The title refers to a people rather than a place, just one of the many aspects of the novel that will make you think. It spans almost a century in the lives of Cow Tom and his granddaughter Rose, from his youth as a slave and hilis haya (healer) of cattle on an Upper Creek chief’s Alabama plantation through her later years as an Oklahoma rancher and family matriarch.
Their struggles and rise to prominence make for a classic American success story, and it’s especially inspiring because the characters are based on historical people. They deserve to be more widely known, and Tademy has done well in resurrecting them in her latest work of fiction.
In 1822, when he’s twelve years old, Cow Tom’s mentor, Old Turtle, tells him: “Owned by tribe’s not the same as tribe.” One of Cow Tom’s lifelong goals is to secure freedom and tribal citizenship for all people of African descent living within the Creek Nation. He has a talent for languages, which puts him in demand as a translator during the whites’ Indian wars and their harsh Removal policy, in which tribes living east of the Mississippi were displaced to lands in the West.

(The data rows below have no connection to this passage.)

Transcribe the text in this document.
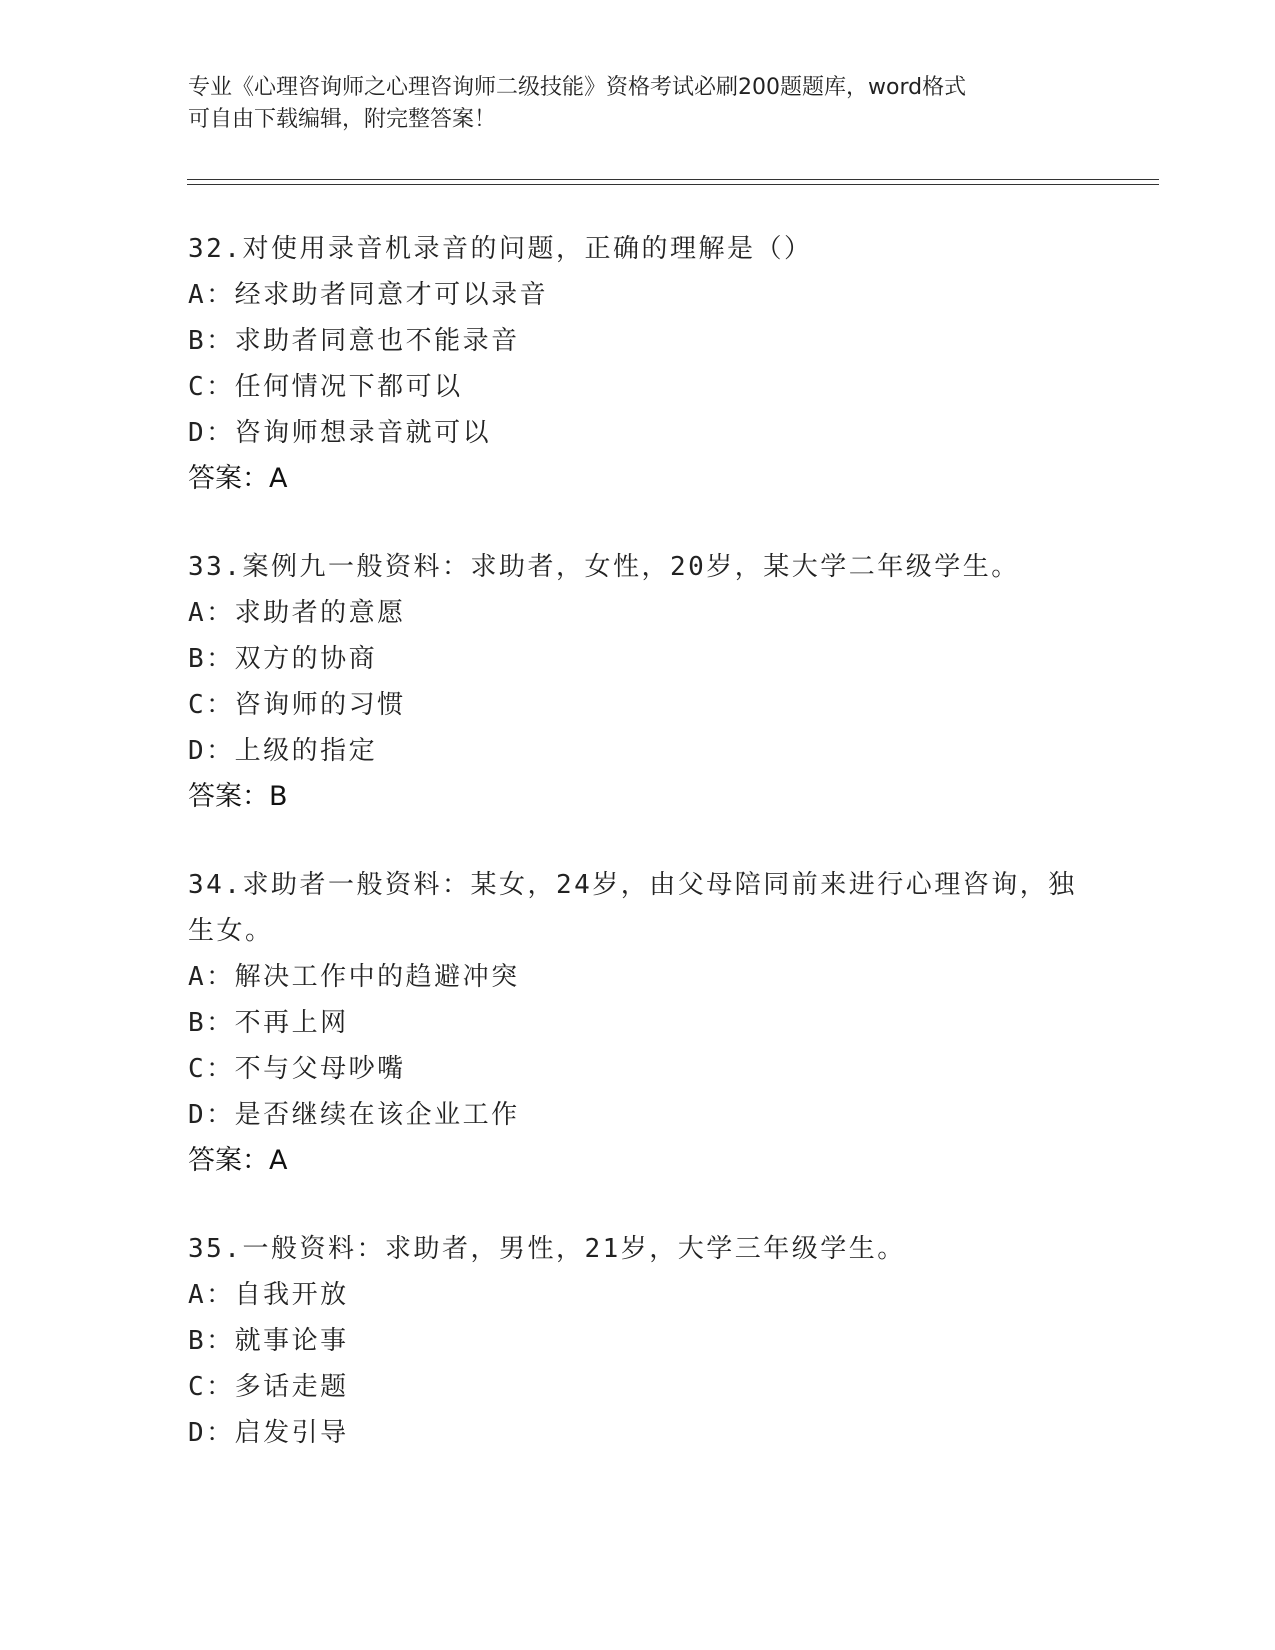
专业《心理咨询师之心理咨询师二级技能》资格考试必刷200题题库，word格式
可自由下载编辑，附完整答案！
32.对使用录音机录音的问题，正确的理解是（）
A：经求助者同意才可以录音
B：求助者同意也不能录音
C：任何情况下都可以
D：咨询师想录音就可以
答案：A
33.案例九一般资料：求助者，女性，20岁，某大学二年级学生。
A：求助者的意愿
B：双方的协商
C：咨询师的习惯
D：上级的指定
答案：B
34.求助者一般资料：某女，24岁，由父母陪同前来进行心理咨询，独
生女。
A：解决工作中的趋避冲突
B：不再上网
C：不与父母吵嘴
D：是否继续在该企业工作
答案：A
35.一般资料：求助者，男性，21岁，大学三年级学生。
A：自我开放
B：就事论事
C：多话走题
D：启发引导
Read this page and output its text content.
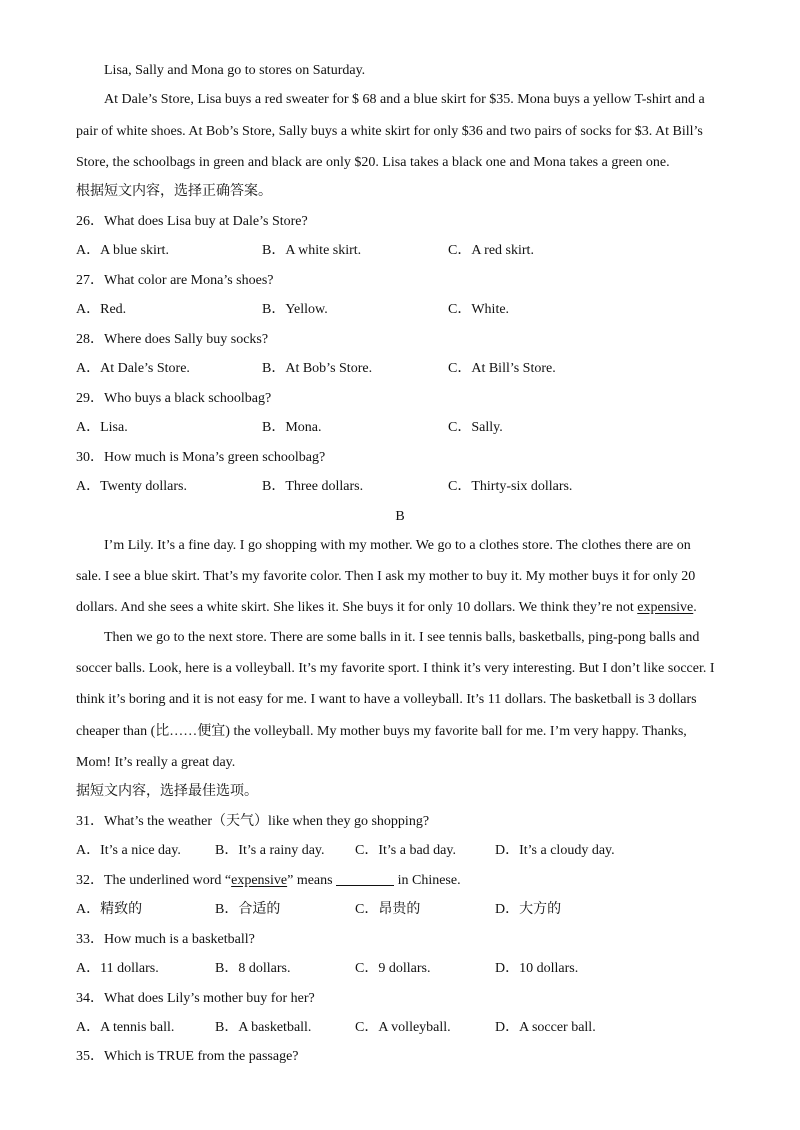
Lisa, Sally and Mona go to stores on Saturday.
At Dale’s Store, Lisa buys a red sweater for $ 68 and a blue skirt for $35. Mona buys a yellow T-shirt and a
pair of white shoes. At Bob’s Store, Sally buys a white skirt for only $36 and two pairs of socks for $3. At Bill’s
Store, the schoolbags in green and black are only $20. Lisa takes a black one and Mona takes a green one.
根据短文内容，选择正确答案。
26．What does Lisa buy at Dale’s Store?
A．A blue skirt.	B．A white skirt.	C．A red skirt.
27．What color are Mona’s shoes?
A．Red.	B．Yellow.	C．White.
28．Where does Sally buy socks?
A．At Dale’s Store.	B．At Bob’s Store.	C．At Bill’s Store.
29．Who buys a black schoolbag?
A．Lisa.	B．Mona.	C．Sally.
30．How much is Mona’s green schoolbag?
A．Twenty dollars.	B．Three dollars.	C．Thirty-six dollars.
B
I’m Lily. It’s a fine day. I go shopping with my mother. We go to a clothes store. The clothes there are on
sale. I see a blue skirt. That’s my favorite color. Then I ask my mother to buy it. My mother buys it for only 20
dollars. And she sees a white skirt. She likes it. She buys it for only 10 dollars. We think they’re not expensive.
Then we go to the next store. There are some balls in it. I see tennis balls, basketballs, ping-pong balls and
soccer balls. Look, here is a volleyball. It’s my favorite sport. I think it’s very interesting. But I don’t like soccer. I
think it’s boring and it is not easy for me. I want to have a volleyball. It’s 11 dollars. The basketball is 3 dollars
cheaper than (比……便宜) the volleyball. My mother buys my favorite ball for me. I’m very happy. Thanks,
Mom! It’s really a great day.
据短文内容，选择最佳选项。
31．What’s the weather（天气）like when they go shopping?
A．It’s a nice day. B．It’s a rainy day. C．It’s a bad day.	D．It’s a cloudy day.
32．The underlined word “expensive” means	in Chinese.
A．精致的	B．合适的	C．昂贵的	D．大方的
33．How much is a basketball?
A．11 dollars.	B．8 dollars.	C．9 dollars.	D．10 dollars.
34．What does Lily’s mother buy for her?
A．A tennis ball.	B．A basketball.	C．A volleyball.	D．A soccer ball.
35．Which is TRUE from the passage?
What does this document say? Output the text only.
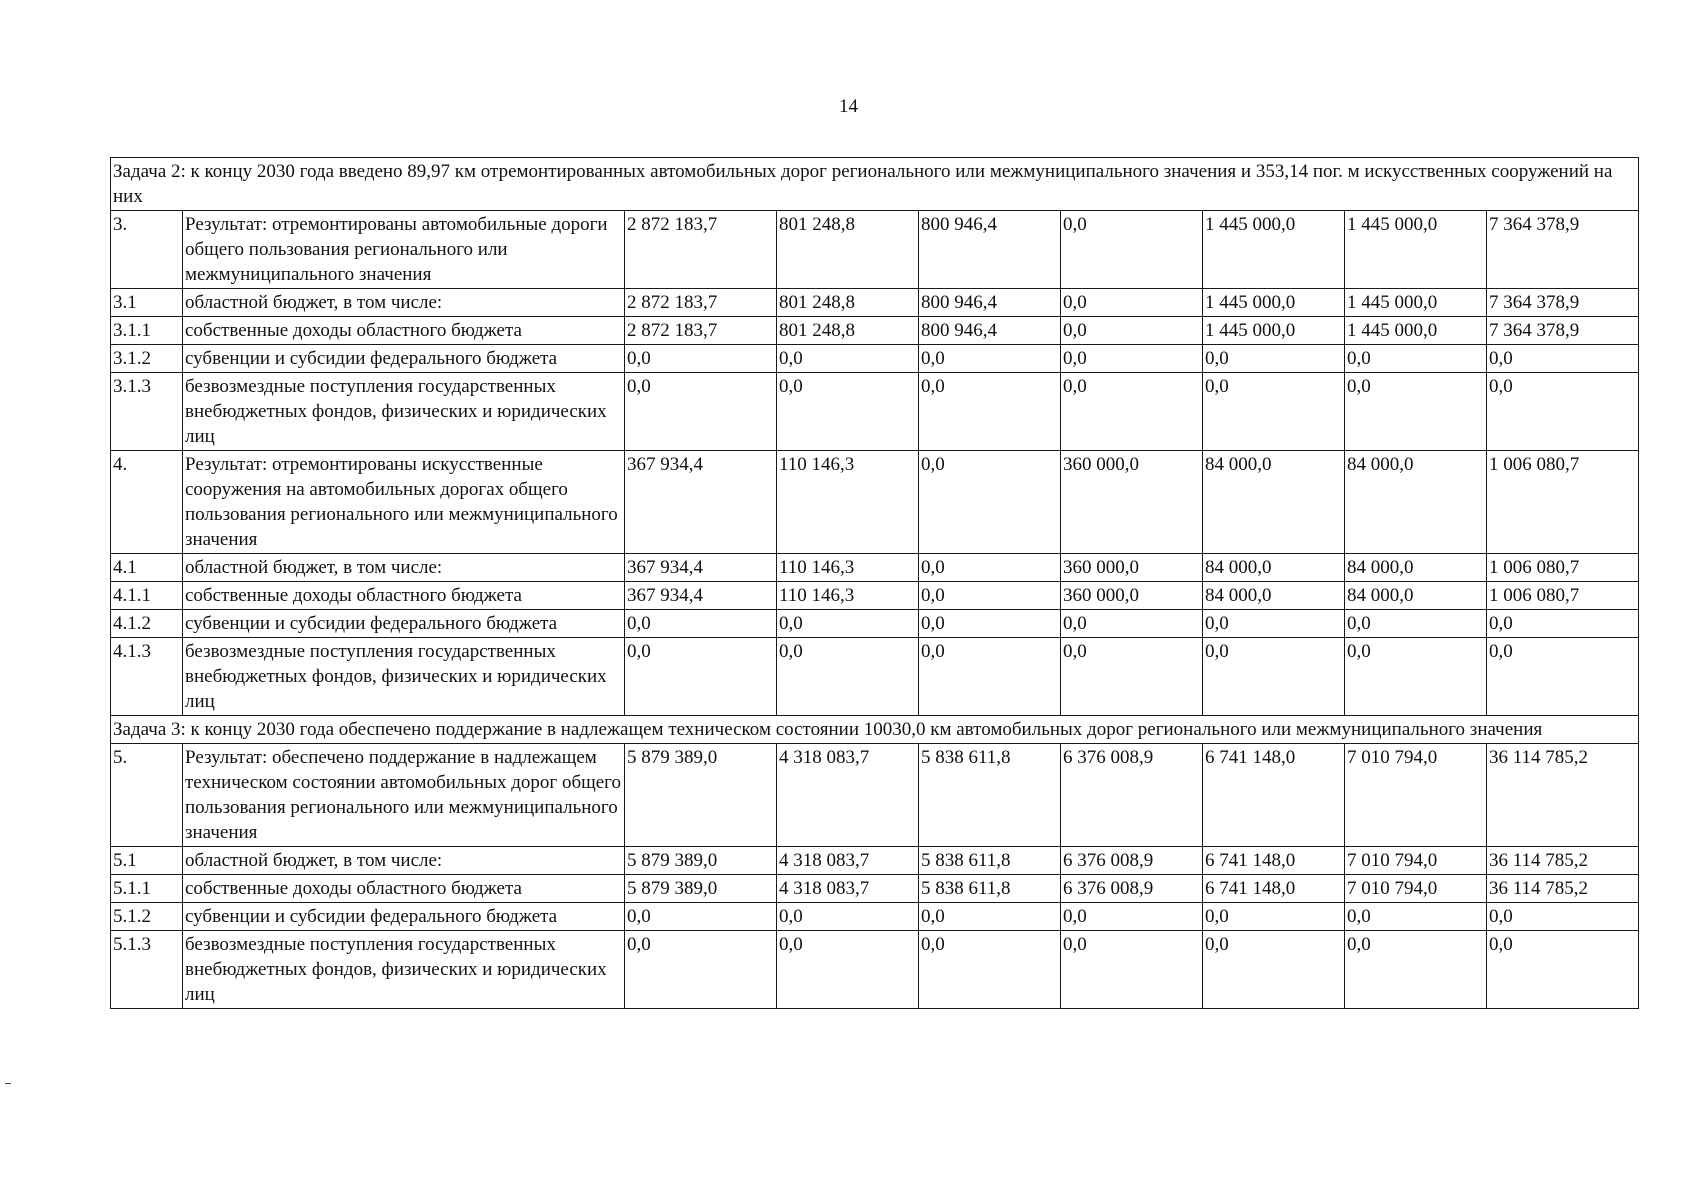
14
Задача 2: к концу 2030 года введено 89,97 км отремонтированных автомобильных дорог регионального или межмуниципального значения и 353,14 пог. м искусственных сооружений на них								
3.	Результат: отремонтированы автомобильные дороги общего пользования регионального или межмуниципального значения	2 872 183,7	801 248,8	800 946,4	0,0	1 445 000,0	1 445 000,0	7 364 378,9
3.1	областной бюджет, в том числе:	2 872 183,7	801 248,8	800 946,4	0,0	1 445 000,0	1 445 000,0	7 364 378,9
3.1.1	собственные доходы областного бюджета	2 872 183,7	801 248,8	800 946,4	0,0	1 445 000,0	1 445 000,0	7 364 378,9
3.1.2	субвенции и субсидии федерального бюджета	0,0	0,0	0,0	0,0	0,0	0,0	0,0
3.1.3	безвозмездные поступления государственных внебюджетных фондов, физических и юридических лиц	0,0	0,0	0,0	0,0	0,0	0,0	0,0
4.	Результат: отремонтированы искусственные сооружения на автомобильных дорогах общего пользования регионального или межмуниципального значения	367 934,4	110 146,3	0,0	360 000,0	84 000,0	84 000,0	1 006 080,7
4.1	областной бюджет, в том числе:	367 934,4	110 146,3	0,0	360 000,0	84 000,0	84 000,0	1 006 080,7
4.1.1	собственные доходы областного бюджета	367 934,4	110 146,3	0,0	360 000,0	84 000,0	84 000,0	1 006 080,7
4.1.2	субвенции и субсидии федерального бюджета	0,0	0,0	0,0	0,0	0,0	0,0	0,0
4.1.3	безвозмездные поступления государственных внебюджетных фондов, физических и юридических лиц	0,0	0,0	0,0	0,0	0,0	0,0	0,0
Задача 3: к концу 2030 года обеспечено поддержание в надлежащем техническом состоянии 10030,0 км автомобильных дорог регионального или межмуниципального значения								
5.	Результат: обеспечено поддержание в надлежащем техническом состоянии автомобильных дорог общего пользования регионального или межмуниципального значения	5 879 389,0	4 318 083,7	5 838 611,8	6 376 008,9	6 741 148,0	7 010 794,0	36 114 785,2
5.1	областной бюджет, в том числе:	5 879 389,0	4 318 083,7	5 838 611,8	6 376 008,9	6 741 148,0	7 010 794,0	36 114 785,2
5.1.1	собственные доходы областного бюджета	5 879 389,0	4 318 083,7	5 838 611,8	6 376 008,9	6 741 148,0	7 010 794,0	36 114 785,2
5.1.2	субвенции и субсидии федерального бюджета	0,0	0,0	0,0	0,0	0,0	0,0	0,0
5.1.3	безвозмездные поступления государственных внебюджетных фондов, физических и юридических лиц	0,0	0,0	0,0	0,0	0,0	0,0	0,0
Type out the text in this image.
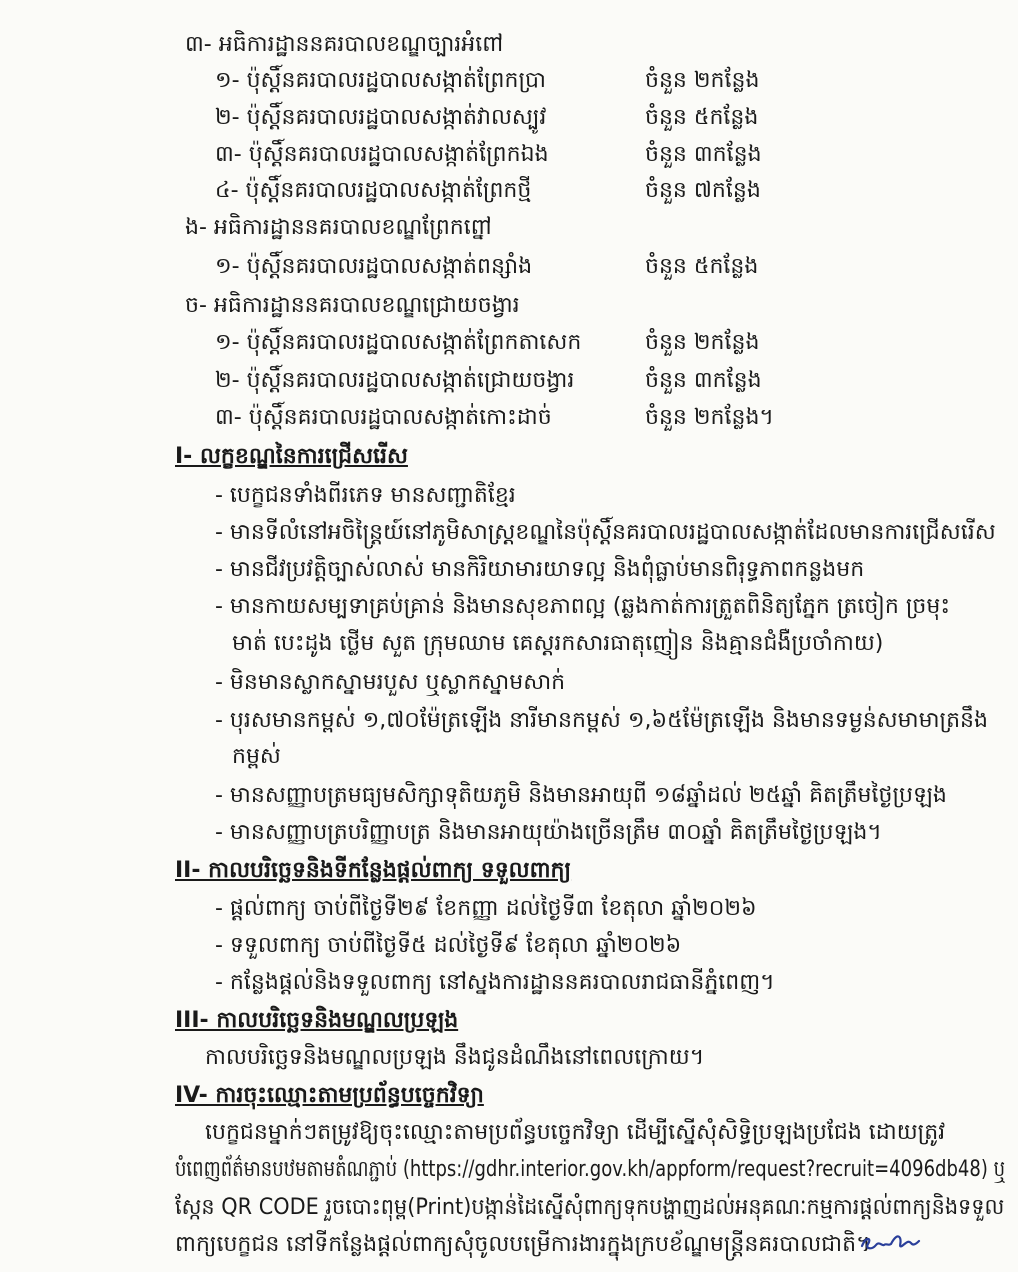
៣- អធិការដ្ឋាននគរបាលខណ្ឌច្បារអំពៅ
១- ប៉ុស្ដិ៍នគរបាលរដ្ឋបាលសង្កាត់ព្រែកប្រា	ចំនួន ២កន្លែង
២- ប៉ុស្ដិ៍នគរបាលរដ្ឋបាលសង្កាត់វាលស្បូវ	ចំនួន ៥កន្លែង
៣- ប៉ុស្ដិ៍នគរបាលរដ្ឋបាលសង្កាត់ព្រែកឯង	ចំនួន ៣កន្លែង
៤- ប៉ុស្ដិ៍នគរបាលរដ្ឋបាលសង្កាត់ព្រែកថ្មី	ចំនួន ៧កន្លែង
ង- អធិការដ្ឋាននគរបាលខណ្ឌព្រែកព្នៅ
១- ប៉ុស្ដិ៍នគរបាលរដ្ឋបាលសង្កាត់ពន្សាំង	ចំនួន ៥កន្លែង
ច- អធិការដ្ឋាននគរបាលខណ្ឌជ្រោយចង្វារ
១- ប៉ុស្ដិ៍នគរបាលរដ្ឋបាលសង្កាត់ព្រែកតាសេក	ចំនួន ២កន្លែង
២- ប៉ុស្ដិ៍នគរបាលរដ្ឋបាលសង្កាត់ជ្រោយចង្វារ	ចំនួន ៣កន្លែង
៣- ប៉ុស្ដិ៍នគរបាលរដ្ឋបាលសង្កាត់កោះដាច់	ចំនួន ២កន្លែង។
I- លក្ខខណ្ឌនៃការជ្រើសរើស
- បេក្ខជនទាំងពីរភេទ មានសញ្ជាតិខ្មែរ
- មានទីលំនៅអចិន្ត្រៃយ៍នៅភូមិសាស្ត្រខណ្ឌនៃប៉ុស្ដិ៍នគរបាលរដ្ឋបាលសង្កាត់ដែលមានការជ្រើសរើស
- មានជីវប្រវត្តិច្បាស់លាស់ មានកិរិយាមារយាទល្អ និងពុំធ្លាប់មានពិរុទ្ធភាពកន្លងមក
- មានកាយសម្បទាគ្រប់គ្រាន់ និងមានសុខភាពល្អ (ឆ្លងកាត់ការត្រួតពិនិត្យភ្នែក ត្រចៀក ច្រមុះ
មាត់ បេះដូង ថ្លើម សួត ក្រុមឈាម គេស្ដរកសារធាតុញៀន និងគ្មានជំងឺប្រចាំកាយ)
- មិនមានស្លាកស្នាមរបួស ឬស្លាកស្នាមសាក់
- បុរសមានកម្ពស់ ១,៧០ម៉ែត្រឡើង នារីមានកម្ពស់ ១,៦៥ម៉ែត្រឡើង និងមានទម្ងន់សមាមាត្រនឹង
កម្ពស់
- មានសញ្ញាបត្រមធ្យមសិក្សាទុតិយភូមិ និងមានអាយុពី ១៨ឆ្នាំដល់ ២៥ឆ្នាំ គិតត្រឹមថ្ងៃប្រឡង
- មានសញ្ញាបត្របរិញ្ញាបត្រ និងមានអាយុយ៉ាងច្រើនត្រឹម ៣០ឆ្នាំ គិតត្រឹមថ្ងៃប្រឡង។
II- កាលបរិច្ឆេទនិងទីកន្លែងផ្ដល់ពាក្យ ទទួលពាក្យ
- ផ្ដល់ពាក្យ ចាប់ពីថ្ងៃទី២៩ ខែកញ្ញា ដល់ថ្ងៃទី៣ ខែតុលា ឆ្នាំ២០២៦
- ទទួលពាក្យ ចាប់ពីថ្ងៃទី៥ ដល់ថ្ងៃទី៩ ខែតុលា ឆ្នាំ២០២៦
- កន្លែងផ្ដល់និងទទួលពាក្យ នៅស្នងការដ្ឋាននគរបាលរាជធានីភ្នំពេញ។
III- កាលបរិច្ឆេទនិងមណ្ឌលប្រឡង
កាលបរិច្ឆេទនិងមណ្ឌលប្រឡង នឹងជូនដំណឹងនៅពេលក្រោយ។
IV- ការចុះឈ្មោះតាមប្រព័ន្ធបច្ចេកវិទ្យា
បេក្ខជនម្នាក់ៗតម្រូវឱ្យចុះឈ្មោះតាមប្រព័ន្ធបច្ចេកវិទ្យា ដើម្បីស្នើសុំសិទ្ធិប្រឡងប្រជែង ដោយត្រូវ
បំពេញព័ត៌មានបឋមតាមតំណភ្ជាប់ (https://gdhr.interior.gov.kh/appform/request?recruit=4096db48) ឬ
ស្កែន QR CODE រួចបោះពុម្ព(Print)បង្កាន់ដៃស្នើសុំពាក្យទុកបង្ហាញដល់អនុគណៈកម្មការផ្ដល់ពាក្យនិងទទួល
ពាក្យបេក្ខជន នៅទីកន្លែងផ្ដល់ពាក្យសុំចូលបម្រើការងារក្នុងក្របខ័ណ្ឌមន្ត្រីនគរបាលជាតិ។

Cow Tom also remains determined to find his mother, who was stolen away by Seminoles when he was a child, and uses every possible opportunity on his assignments in Florida to locate her. His achievements on behalf of other African Creeks are impressive (I won’t spoil the details for those who don’t know them), but he also does some things he’s ashamed of. For Rose, being chosen years later as the recipient and bearer of his personal history is equally an honor and a burden.
This is the type of novel that’s best read slowly and carefully. Sometimes one chapter will follow closely upon another, while at other times they’re set years apart. The author’s admirable aim of covering such a wide stretch of years gives the book an episodic feel in places. There are so many people in it with interesting stories and backstories, though. Cow Tom’s wife Amy, for instance, is a smart, tough woman who could easily have starred in a novel herself.
In turning up slices of history unknown to most readers, Tademy has written a stirring work about endurance, liberty, family, and belonging. Cow Tom’s own words to Rose in the novel describe his journey best:
“From early, I had to aim higher than my name, an offhand thing tossed out to make it easier for someone to call me. The name fit, far as it went, but I was more than a tender of cows. I was a tender of words, and of people, and master of myself.”
Citizens Creek was published by Atria/Simon & Schuster in November ($26.00, hardcover, 432pp). Thanks to the publisher for granting me access via Edelweiss.